If they know my cat’s name, why didn’t they use my name in the copy? “Heidi, you know your pet is perfect.” Not that this would have made a difference. I get tired of seeing my name in large bold font when nothing else is relevant to me, so maybe it’s better that they didn’t. But it was a question.

Next, and more importantly, if they know my cat’s name, they should also know that she’s a Tuxedo cat (black-and-white), not a Tabby. Seeing a picture of a large Tabby with the name “Socks” underneath didn’t feel personal. It actually made me feel a bit uncomfortable. “That’s not my cat. Why does that strange, unfamiliar cat have my cat’s name on it?”

Let’s also go back to that cute message: “You know your pet is perfect.” They know I have a cat. Why didn’t they say, “You know your cat is perfect”?  

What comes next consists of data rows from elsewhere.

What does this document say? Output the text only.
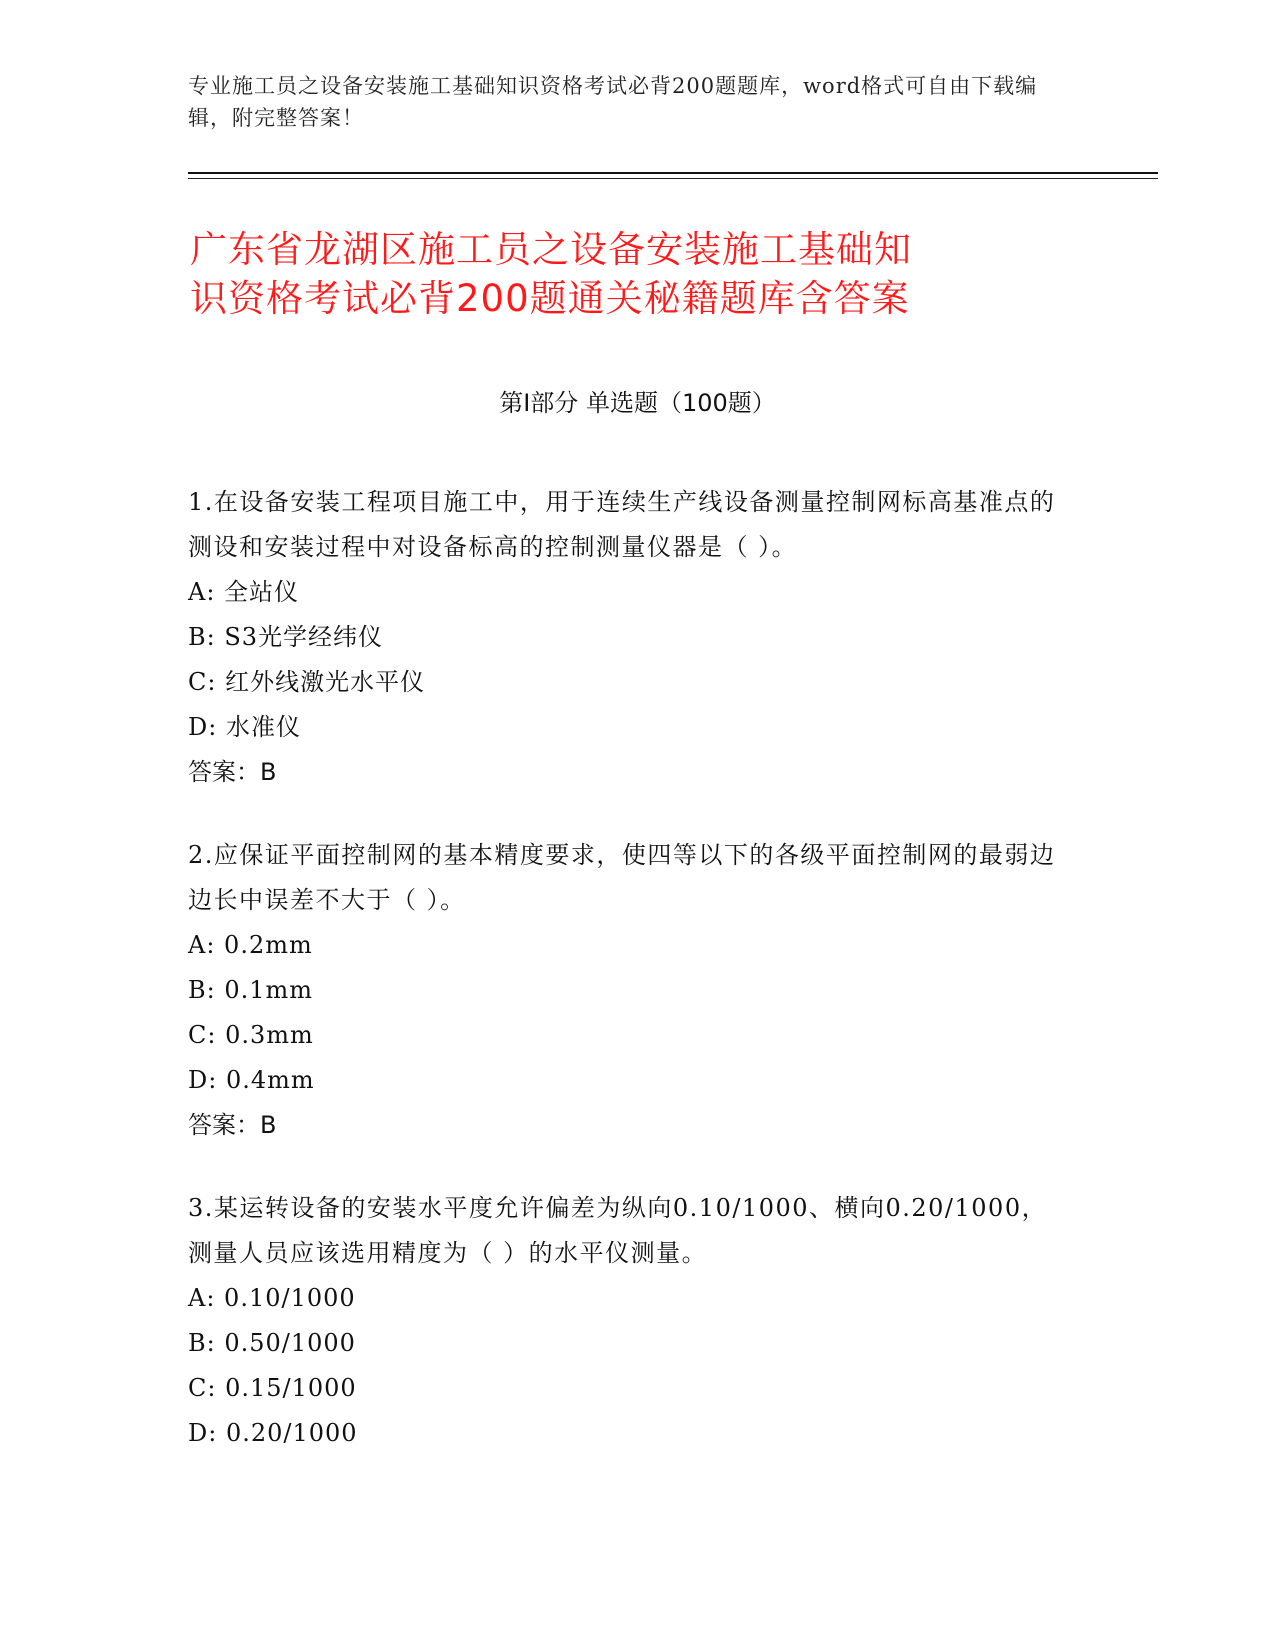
专业施工员之设备安装施工基础知识资格考试必背200题题库，word格式可自由下载编辑，附完整答案！
广东省龙湖区施工员之设备安装施工基础知
识资格考试必背200题通关秘籍题库含答案
第Ⅰ部分 单选题（100题）
1.在设备安装工程项目施工中，用于连续生产线设备测量控制网标高基准点的测设和安装过程中对设备标高的控制测量仪器是（ ）。
A: 全站仪
B: S3光学经纬仪
C: 红外线激光水平仪
D: 水准仪
答案：B
2.应保证平面控制网的基本精度要求，使四等以下的各级平面控制网的最弱边边长中误差不大于（ ）。
A: 0.2mm
B: 0.1mm
C: 0.3mm
D: 0.4mm
答案：B
3.某运转设备的安装水平度允许偏差为纵向0.10/1000、横向0.20/1000，测量人员应该选用精度为（ ）的水平仪测量。
A: 0.10/1000
B: 0.50/1000
C: 0.15/1000
D: 0.20/1000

Finally, and what may have stuck out to me the most, is that we have two cats, Socks and Cuddles. They are both Tuxedos. They are sisters. They go into the vet at the same time.  So, does the vet only care about one cat and not the other? What’s up with that? (No, I didn’t receive two mailers—just the one.)

I love our veterinarian, so this isn’t to beat up on them. It’s a reminder that personalization is a critical tool in a marketing arsenal, but it has to be used well. Seeing a postcard with “We know your cat is perfect!” with a picture of a Tuxedo cat over the name “Socks” would certainly have drawn me in. As it was, I kept staring at that orange Tabby and thinking, “I don’t have an orange Tabby cat” and “What about our other cat?” I was so thrown off that I completely missed the CTA until later.

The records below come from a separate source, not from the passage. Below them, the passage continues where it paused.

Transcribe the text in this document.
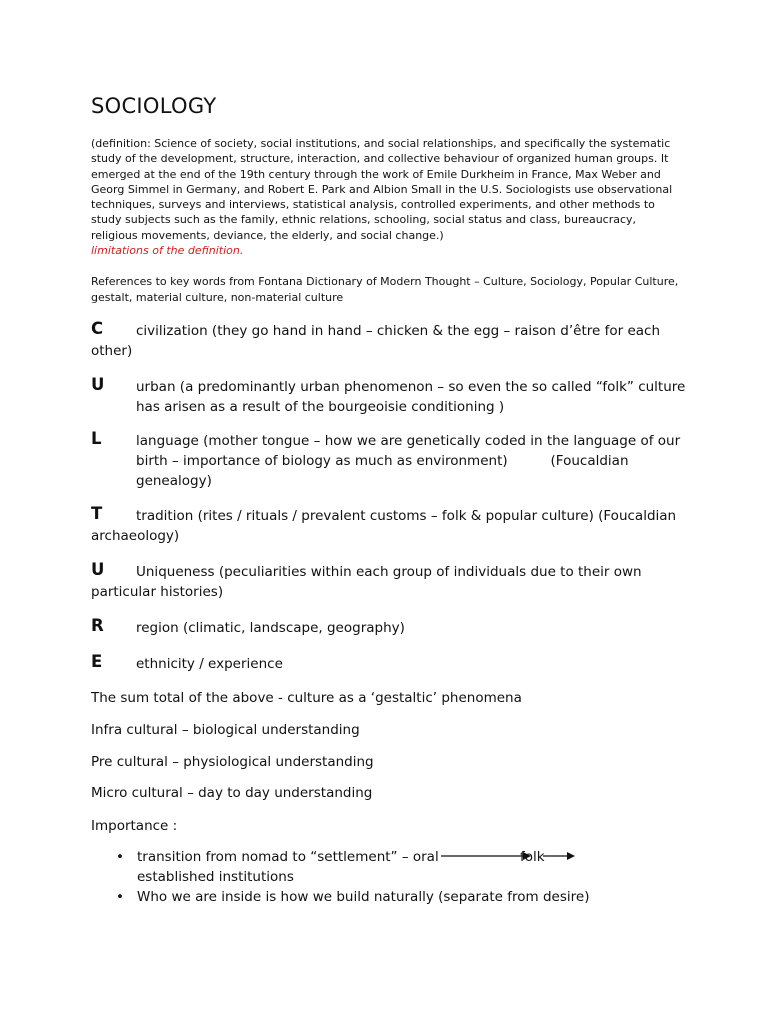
SOCIOLOGY
(definition: Science of society, social institutions, and social relationships, and specifically the systematic study of the development, structure, interaction, and collective behaviour of organized human groups. It emerged at the end of the 19th century through the work of Emile Durkheim in France, Max Weber and Georg Simmel in Germany, and Robert E. Park and Albion Small in the U.S. Sociologists use observational techniques, surveys and interviews, statistical analysis, controlled experiments, and other methods to study subjects such as the family, ethnic relations, schooling, social status and class, bureaucracy, religious movements, deviance, the elderly, and social change.)
limitations of the definition.
References to key words from Fontana Dictionary of Modern Thought – Culture, Sociology, Popular Culture, gestalt, material culture, non-material culture
C	civilization (they go hand in hand – chicken & the egg – raison d’être for each other)
U	urban (a predominantly urban phenomenon – so even the so called “folk” culture has arisen as a result of the bourgeoisie conditioning )
L	language (mother tongue – how we are genetically coded in the language of our birth – importance of biology as much as environment)          (Foucaldian genealogy)
T	tradition (rites / rituals / prevalent customs – folk & popular culture) (Foucaldian archaeology)
U	Uniqueness (peculiarities within each group of individuals due to their own particular histories)
R	region (climatic, landscape, geography)
E	ethnicity / experience
The sum total of the above - culture as a ‘gestaltic’ phenomena
Infra cultural – biological understanding
Pre cultural – physiological understanding
Micro cultural – day to day understanding
Importance :
• transition from nomad to “settlement” – oral	folk
established institutions
• Who we are inside is how we build naturally (separate from desire)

This isn’t just an intellectual exercise in picking apart a mailing. Spotting these things is critical for your print shop’s business, too. You are encouraging your clients to make an additional investment in personalized mailings. These mailings cost more, but they drive better results. So if the client’s conceptualization is poor and the results fall short of expectations, where will the client lay the blame? On the personalized piece? On you? When it comes to your long-term business and client relationships, awkward or ineffective personalization can be worse than none at all.

Encourage personalized communications, but make sure they are done right.